Optimal Sensor Placement in Gaussian Processes via Column Subset Selection
Jessie Chen, Hangjie Ji, Arvind K. Saibaba
TL;DR
This work addresses optimal sensor placement for Gaussian process regression when only a limited number of sensors can be deployed. It recasts the problem as a column subset selection task on the GP covariance matrix and develops a conceptual Golub-Klema-Stewart (GKS) framework to achieve near-optimal D-optimal designs, complemented by Nyström-based approximations (NysGKS) to scale to large candidate sets. The authors also introduce pivoted Cholesky variants and greedy baselines, providing theoretical bounds on D-optimality and eigenvalue behavior under Nyström approximations, and validate the approaches on thin liquid film dynamics and sea surface temperature data, showing favorable performance and uncertainty-aware reconstructions.

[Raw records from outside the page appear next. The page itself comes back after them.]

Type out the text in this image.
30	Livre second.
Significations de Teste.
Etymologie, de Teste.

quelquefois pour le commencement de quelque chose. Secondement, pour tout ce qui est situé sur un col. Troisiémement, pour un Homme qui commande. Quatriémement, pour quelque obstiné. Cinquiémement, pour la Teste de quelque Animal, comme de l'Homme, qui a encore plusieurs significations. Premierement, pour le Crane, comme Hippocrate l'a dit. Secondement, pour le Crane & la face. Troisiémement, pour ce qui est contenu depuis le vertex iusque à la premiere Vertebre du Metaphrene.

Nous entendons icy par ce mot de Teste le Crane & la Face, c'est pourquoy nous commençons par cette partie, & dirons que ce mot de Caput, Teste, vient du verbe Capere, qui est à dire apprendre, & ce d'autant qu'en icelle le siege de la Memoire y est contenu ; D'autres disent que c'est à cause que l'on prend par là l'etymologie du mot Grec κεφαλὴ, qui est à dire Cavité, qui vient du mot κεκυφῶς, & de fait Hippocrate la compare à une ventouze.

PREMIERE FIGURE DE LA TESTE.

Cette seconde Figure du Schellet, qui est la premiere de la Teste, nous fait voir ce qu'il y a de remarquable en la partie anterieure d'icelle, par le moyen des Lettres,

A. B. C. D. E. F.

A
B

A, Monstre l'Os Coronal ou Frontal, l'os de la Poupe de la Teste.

Overall, the paper delivers scalable, mathematically grounded sensor-placement algorithms with competitive accuracy and robust uncertainty quantification for GP-based surrogate modeling. The methods are particularly appealing for large-scale geophysical and engineering applications where data collection is costly or impractical.
Abstract
Gaussian process regression uses data measured at sensor locations to reconstruct a spatially dependent function with quantified uncertainty. However, if only a limited number of sensors can be deployed, it is important to determine how to optimally place the sensors to minimize a measure of the uncertainty in the reconstruction. We consider the Bayesian D-optimal criterion to determine the optimal sensor locations by choosing sensors from a candidate set of sensors. Since this is an NP-hard problem, our approach models sensor placement as a column subset selection problem (CSSP) on the covariance matrix, computed using the kernel function on the candidate sensor points. We propose an algorithm that uses the Golub-Klema-Stewart framework (GKS) to select sensors and provide an analysis of lower bounds on the D-optimality of these sensor placements. To reduce the computational cost in the GKS step, we propose and analyze algorithms for the D-optimal sensor placements using Nyström approximations on the covariance matrix. Moreover, we propose several algorithms that select sensors via Nyström approximation of the covariance matrix, utilizing the randomized Nyström approximation, random pivoted Cholesky and greedy pivoted Cholesky. We demonstrate the performance of our method on two applications: thin liquid film dynamics and sea surface temperature.